Handlind missing values

Given the low presence of missing values, all the records containing NA values have been deleted by the dataset.

Splitting into training and test set

The "70-30" division have been used following a common practice in the literature(Lee et al, 2002; Desai et al, 1996; Boritz & Kennedy, 1995; Dutta et al, 1994).

Standardization of predictors

The standardization procedure is often used in the Machine Learning community and it aims at solving many problems such as easing the regression coefficients interpretation, the correct use of distance-based algorithms and regularized procedures and other things.

The formula used follows:

$z = \dfrac{x - \mu_x}{\sigma_x} $

where $\mu_x$ is the mean and $\sigma_x$ is the standard deviation with respect to the variable $x$.

Undersampling

One of the most common problems in credit scoring is having an unbalanced dataset. This can lead to many missclassification errors relative to the rare target variable. To solve this problem it has been performed an undersampling on the overrepresented variable using a stratified samplign that works as follows:

  1. Randomly extract from the training set a fraction of the over represented category.
  2. Move this fraction from the training set to the test set.

At the end of the procedure, the training set consists for a 50% of "good payers" and for the other half of "bad payers".

Quality assessment

In the literature, there isn't a unique criteria to assess the quality of a credit scoring system. That's why it is always better to make use of multiple tools to describe the predictive ability of the algorithm.

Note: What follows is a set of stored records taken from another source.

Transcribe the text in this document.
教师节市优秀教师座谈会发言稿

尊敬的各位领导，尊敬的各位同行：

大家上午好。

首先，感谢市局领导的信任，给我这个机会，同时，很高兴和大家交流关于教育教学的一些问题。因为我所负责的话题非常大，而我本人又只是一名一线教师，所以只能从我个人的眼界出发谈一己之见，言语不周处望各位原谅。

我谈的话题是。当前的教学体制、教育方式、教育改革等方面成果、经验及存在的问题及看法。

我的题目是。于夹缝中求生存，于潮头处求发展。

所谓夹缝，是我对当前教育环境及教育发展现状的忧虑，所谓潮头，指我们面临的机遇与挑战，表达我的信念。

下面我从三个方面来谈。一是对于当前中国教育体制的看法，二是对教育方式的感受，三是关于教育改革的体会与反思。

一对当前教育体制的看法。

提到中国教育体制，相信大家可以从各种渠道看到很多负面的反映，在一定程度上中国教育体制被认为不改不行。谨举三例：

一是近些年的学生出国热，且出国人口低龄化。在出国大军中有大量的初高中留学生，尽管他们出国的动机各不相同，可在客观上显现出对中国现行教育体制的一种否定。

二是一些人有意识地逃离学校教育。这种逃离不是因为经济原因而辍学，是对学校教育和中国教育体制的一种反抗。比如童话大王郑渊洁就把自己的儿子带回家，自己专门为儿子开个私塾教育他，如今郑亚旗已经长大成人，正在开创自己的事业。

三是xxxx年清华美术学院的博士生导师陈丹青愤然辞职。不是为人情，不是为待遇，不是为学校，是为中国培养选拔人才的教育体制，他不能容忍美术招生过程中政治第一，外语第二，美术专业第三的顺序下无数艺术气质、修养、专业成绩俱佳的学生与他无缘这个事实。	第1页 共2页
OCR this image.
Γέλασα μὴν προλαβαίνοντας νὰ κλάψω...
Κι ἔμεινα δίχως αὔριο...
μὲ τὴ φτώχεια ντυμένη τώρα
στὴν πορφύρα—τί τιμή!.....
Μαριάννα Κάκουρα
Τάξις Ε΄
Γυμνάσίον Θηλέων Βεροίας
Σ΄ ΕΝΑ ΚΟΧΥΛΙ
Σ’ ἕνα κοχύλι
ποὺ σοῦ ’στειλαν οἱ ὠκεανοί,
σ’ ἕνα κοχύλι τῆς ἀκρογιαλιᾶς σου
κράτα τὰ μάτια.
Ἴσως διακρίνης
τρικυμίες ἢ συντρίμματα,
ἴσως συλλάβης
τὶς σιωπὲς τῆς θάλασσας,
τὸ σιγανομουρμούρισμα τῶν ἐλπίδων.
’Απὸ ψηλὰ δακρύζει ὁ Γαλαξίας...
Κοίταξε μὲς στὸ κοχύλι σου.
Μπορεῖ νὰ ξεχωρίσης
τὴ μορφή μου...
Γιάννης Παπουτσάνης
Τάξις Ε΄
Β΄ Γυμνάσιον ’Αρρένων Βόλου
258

in this project, the Logistic Regression has been exploited. It is based on the sigmoid function and it outputs a number between 0 and 1 that represents the probability of a customer to belong to one of the two categories, in this case to be a good payer.

The criteria used has been the ROC curve, along with the Area Under Curve, and the Confusion Matrix, along with sensitivity and accuracy. To have a better perspective of the predictive abilities of the algorithm, a comparison with the results shown at the state-of-the-art has been performed.

Explainability

As highlighted in the introduction, it is important to state which are the variables that most influence the credit scoring procedure. AI/ML suffer from low explainability and the black-box nature of the algorithms tackles the accountability needed in critical applications. One of the techniques used by scholars to shed a light on the decision process of algorithms is the Feature Importance Algorithm. This method has been used in this project to evaluate which are the most important features when it comes to grant a loan.

Final notes

All the info contained in this README are a short summary of the report that you can find on the repository. All the references and the bibliography can be found on the report and on the Jupyter Notebook.